Me acerqué a ti, no sé aún que me orilló a entregarte un pañuelo desechable para que pudieras enjugar los anteojos. Me miraste a los ojos y sonreíste, fue la primera vez que te vi sonreír.
-Gracias amigo. –tus primeras palabras dirigidas a mi. Perdona, soy patético por recordar con detalle esto. Olvida que lloré mientras te narró este cuento.
-De nada…
-También vas a la escuela ¿verdad? Si, te me haces conocido.
-Si, –te respondí con un extraño temor –así es. Estoy en cuarto semestre…
-Claro, yo voy en sexto. Por cierto ¿Cómo me dijiste que te llamabas?
-Nicolás, Nicolás Orendain –te tendí la mano pero no la recibiste en ese momento.
-¡Hey, qué chido! Igual yo, somos tocayos. –Y fue entonces que aceptaste mi saludo.
-Si, que curiosa coincidencia –dije un poco aturdido.
-Bueno y dime ¿qué te parece?
-¿Qué? –pregunté desconcertado.
-Pues la lluvia. Si no fuera que traigo la mochila no me importaría mojarme.
-No me gusta mojarme en realidad. Cuando inició la lluvia ya me encontraba dentro, además que no traje el paraguas.
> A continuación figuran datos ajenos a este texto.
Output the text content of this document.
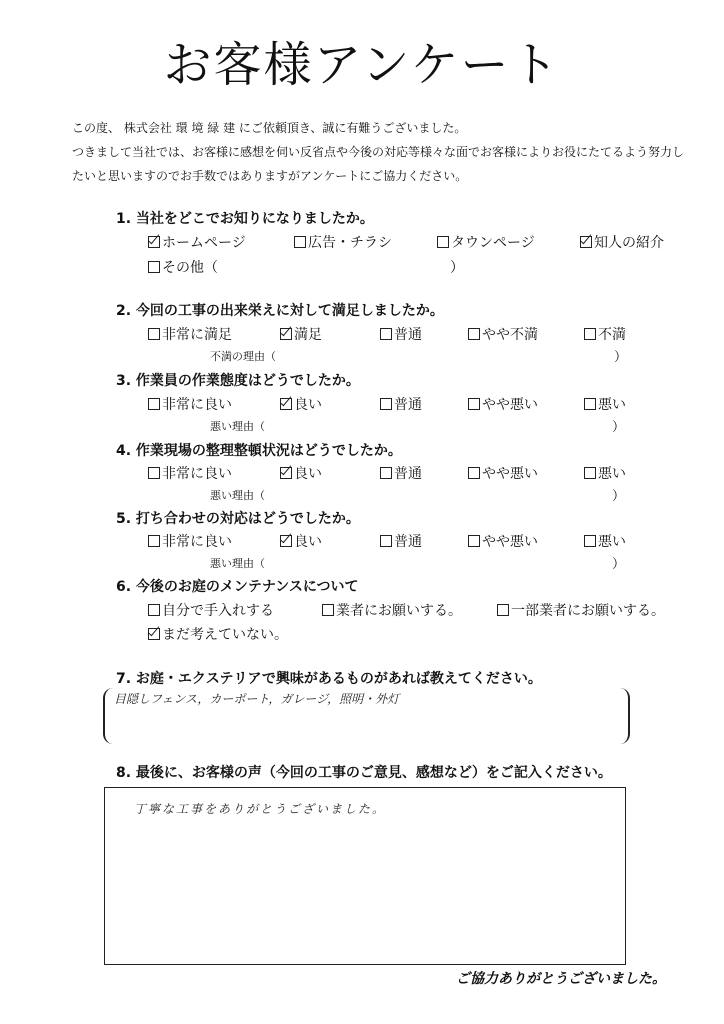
お客様アンケート
この度、 株式会社 環 境 緑 建 にご依頼頂き、誠に有難うございました。
つきまして当社では、お客様に感想を伺い反省点や今後の対応等様々な面でお客様によりお役にたてるよう努力し
たいと思いますのでお手数ではありますがアンケートにご協力ください。
1. 当社をどこでお知りになりましたか。
ホームページ	広告・チラシ	タウンページ	知人の紹介
その他（	）
2. 今回の工事の出来栄えに対して満足しましたか。
非常に満足	満足	普通	やや不満	不満
不満の理由（	）
3. 作業員の作業態度はどうでしたか。
非常に良い	良い	普通	やや悪い	悪い
悪い理由（	）
4. 作業現場の整理整頓状況はどうでしたか。
非常に良い	良い	普通	やや悪い	悪い
悪い理由（	）
5. 打ち合わせの対応はどうでしたか。
非常に良い	良い	普通	やや悪い	悪い
悪い理由（	）
6. 今後のお庭のメンテナンスについて
自分で手入れする	業者にお願いする。	一部業者にお願いする。
まだ考えていない。
7. お庭・エクステリアで興味があるものがあれば教えてください。
目隠しフェンス，カーポート，ガレージ，照明・外灯
8. 最後に、お客様の声（今回の工事のご意見、感想など）をご記入ください。
丁寧な工事をありがとうございました。
ご協力ありがとうございました。
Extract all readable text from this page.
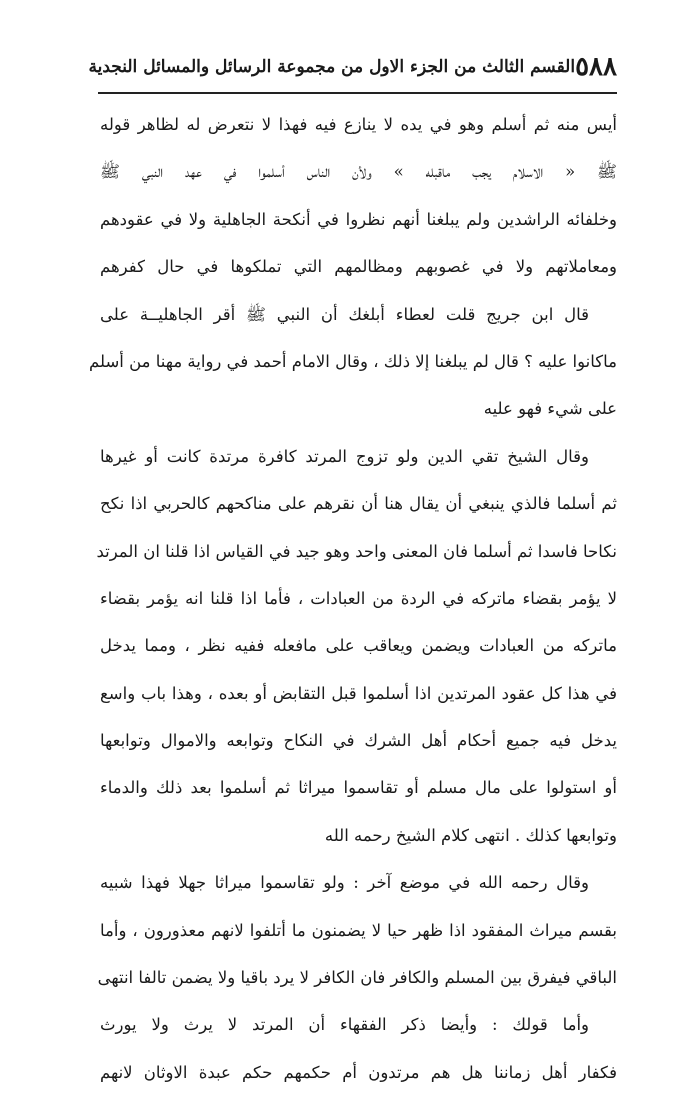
٥٨٨
القسم الثالث من الجزء الاول من مجموعة الرسائل والمسائل النجدية
أيس منه ثم أسلم وهو في يده لا ينازع فيه فهذا لا نتعرض له لظاهر قوله
ﷺ « الاسلام يجب ماقبله » ولأن الناس أسلموا في عهد النبي ﷺ
وخلفائه الراشدين ولم يبلغنا أنهم نظروا في أنكحة الجاهلية ولا في عقودهم
ومعاملاتهم ولا في غصوبهم ومظالمهم التي تملكوها في حال كفرهم
قال ابن جريج قلت لعطاء أبلغك أن النبي ﷺ أقر الجاهليــة على
ماكانوا عليه ؟ قال لم يبلغنا إلا ذلك ، وقال الامام أحمد في رواية مهنا من أسلم
على شيء فهو عليه
وقال الشيخ تقي الدين ولو تزوج المرتد كافرة مرتدة كانت أو غيرها
ثم أسلما فالذي ينبغي أن يقال هنا أن نقرهم على مناكحهم كالحربي اذا نكح
نكاحا فاسدا ثم أسلما فان المعنى واحد وهو جيد في القياس اذا قلنا ان المرتد
لا يؤمر بقضاء ماتركه في الردة من العبادات ، فأما اذا قلنا انه يؤمر بقضاء
ماتركه من العبادات ويضمن ويعاقب على مافعله ففيه نظر ، ومما يدخل
في هذا كل عقود المرتدين اذا أسلموا قبل التقابض أو بعده ، وهذا باب واسع
يدخل فيه جميع أحكام أهل الشرك في النكاح وتوابعه والاموال وتوابعها
أو استولوا على مال مسلم أو تقاسموا ميراثا ثم أسلموا بعد ذلك والدماء
وتوابعها كذلك . انتهى كلام الشيخ رحمه الله
وقال رحمه الله في موضع آخر : ولو تقاسموا ميراثا جهلا فهذا شبيه
بقسم ميراث المفقود اذا ظهر حيا لا يضمنون ما أتلفوا لانهم معذورون ، وأما
الباقي فيفرق بين المسلم والكافر فان الكافر لا يرد باقيا ولا يضمن تالفا انتهى
وأما قولك : وأيضا ذكر الفقهاء أن المرتد لا يرث ولا يورث
فكفار أهل زماننا هل هم مرتدون أم حكمهم حكم عبدة الاوثان لانهم
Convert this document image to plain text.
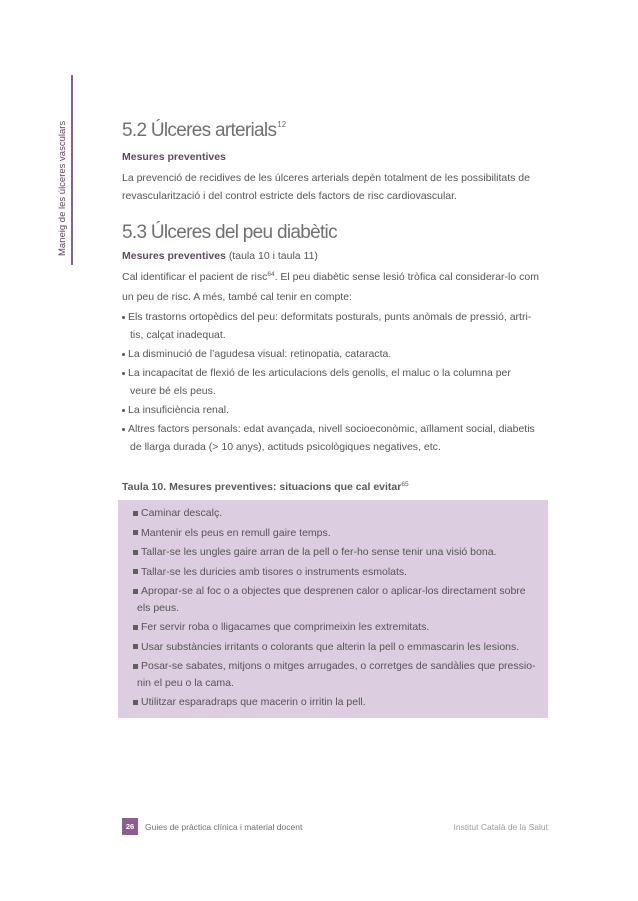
Maneig de les úlceres vasculars	5.2 Úlceres arterials$^{12}$
Mesures preventives
La prevenció de recidives de les úlceres arterials depèn totalment de les possibilitats de
revascularització i del control estricte dels factors de risc cardiovascular.
5.3 Úlceres del peu diabètic
Mesures preventives (taula 10 i taula 11)
Cal identificar el pacient de risc$^{64}$. El peu diabètic sense lesió tròfica cal considerar-lo com
un peu de risc. A més, també cal tenir en compte:
Els trastorns ortopèdics del peu: deformitats posturals, punts anòmals de pressió, artri-
tis, calçat inadequat.
La disminució de l’agudesa visual: retinopatia, cataracta.
La incapacitat de flexió de les articulacions dels genolls, el maluc o la columna per
veure bé els peus.
La insuficiència renal.
Altres factors personals: edat avançada, nivell socioeconòmic, aïllament social, diabetis
de llarga durada (> 10 anys), actituds psicològiques negatives, etc.
Taula 10. Mesures preventives: situacions que cal evitar$^{65}$
Caminar descalç.
Mantenir els peus en remull gaire temps.
Tallar-se les ungles gaire arran de la pell o fer-ho sense tenir una visió bona.
Tallar-se les duricies amb tisores o instruments esmolats.
Apropar-se al foc o a objectes que desprenen calor o aplicar-los directament sobre
els peus.
Fer servir roba o lligacames que comprimeixin les extremitats.
Usar substàncies irritants o colorants que alterin la pell o emmascarin les lesions.
Posar-se sabates, mitjons o mitges arrugades, o corretges de sandàlies que pressio-
nin el peu o la cama.
Utilitzar esparadraps que macerin o irritin la pell.
26	Guies de pràctica clínica i material docent	Institut Català de la Salut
-Inconvenientes. –y sin que me diera cuenta me cubriste con tu brazo empapado mojándome. Me irrité un poco al principio, tuve la intención de apartarlo pero no lo hice. Algo me contuvo. Solo lo sentí frío y húmedo. Vi tu mano al lado de mí cara, luego dirigí mis ojos hacia ti y observé como observabas la lluvia caer. Me dejé llevar por tu contemplación y miré largo rato a la tormenta.
Por favor, no me recuerdes así. Debo ser un poco más fuerte, como se me ocurre llorar frente a ti, tú nunca me lo permitiste. Me decías que era algo demasiado íntimo como para mostrarlo.
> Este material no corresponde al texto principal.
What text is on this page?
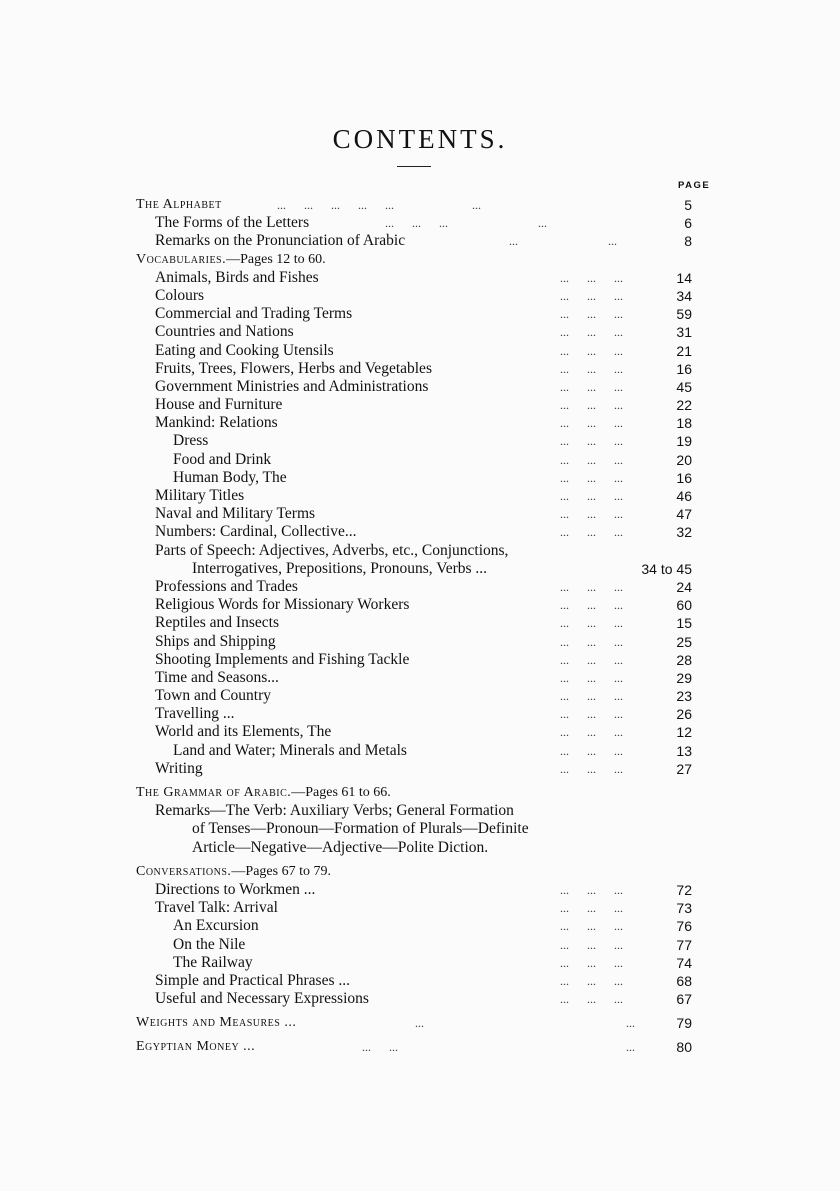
CONTENTS.
PAGE
The Alphabet	...      ...      ...      ...      ...                          ...	5
The Forms of the Letters	...      ...      ...                              ...	6
Remarks on the Pronunciation of Arabic	...                              ...	8
Vocabularies.—Pages 12 to 60.
Animals, Birds and Fishes	...      ...      ...	14
Colours	...      ...      ...	34
Commercial and Trading Terms	...      ...      ...	59
Countries and Nations	...      ...      ...	31
Eating and Cooking Utensils	...      ...      ...	21
Fruits, Trees, Flowers, Herbs and Vegetables	...      ...      ...	16
Government Ministries and Administrations	...      ...      ...	45
House and Furniture	...      ...      ...	22
Mankind: Relations	...      ...      ...	18
Dress	...      ...      ...	19
Food and Drink	...      ...      ...	20
Human Body, The	...      ...      ...	16
Military Titles	...      ...      ...	46
Naval and Military Terms	...      ...      ...	47
Numbers: Cardinal, Collective...	...      ...      ...	32
Parts of Speech: Adjectives, Adverbs, etc., Conjunctions,
Interrogatives, Prepositions, Pronouns, Verbs ...	34 to 45
Professions and Trades	...      ...      ...	24
Religious Words for Missionary Workers	...      ...      ...	60
Reptiles and Insects	...      ...      ...	15
Ships and Shipping	...      ...      ...	25
Shooting Implements and Fishing Tackle	...      ...      ...	28
Time and Seasons...	...      ...      ...	29
Town and Country	...      ...      ...	23
Travelling ...	...      ...      ...	26
World and its Elements, The	...      ...      ...	12
Land and Water; Minerals and Metals	...      ...      ...	13
Writing	...      ...      ...	27
The Grammar of Arabic.—Pages 61 to 66.
Remarks—The Verb: Auxiliary Verbs; General Formation
of Tenses—Pronoun—Formation of Plurals—Definite
Article—Negative—Adjective—Polite Diction.
Conversations.—Pages 67 to 79.
Directions to Workmen ...	...      ...      ...	72
Travel Talk: Arrival	...      ...      ...	73
An Excursion	...      ...      ...	76
On the Nile	...      ...      ...	77
The Railway	...      ...      ...	74
Simple and Practical Phrases ...	...      ...      ...	68
Useful and Necessary Expressions	...      ...      ...	67
Weights and Measures ...	...	...	79
Egyptian Money ...	...      ...	...	80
La lluvia no amainó pero me convenciste de salir, nunca había corrido bajo ella o intentar sortear sin éxito los charcos y corrientes. En varias ocasiones estuve a punto de caer pero me sostuviste de la mano e impediste que eso ocurriera. Subimos al autobús, y emprendimos nuestro camino. Estabas loco, decir que ese autobús se dirigía hacia donde vivías siendo que en realidad era en dirección opuesta hacia donde deberías ir.
-Es extraño que nunca te viera subir al mismo autobús que yo cuando vengo o regreso de la escuela –Te dije intrigado.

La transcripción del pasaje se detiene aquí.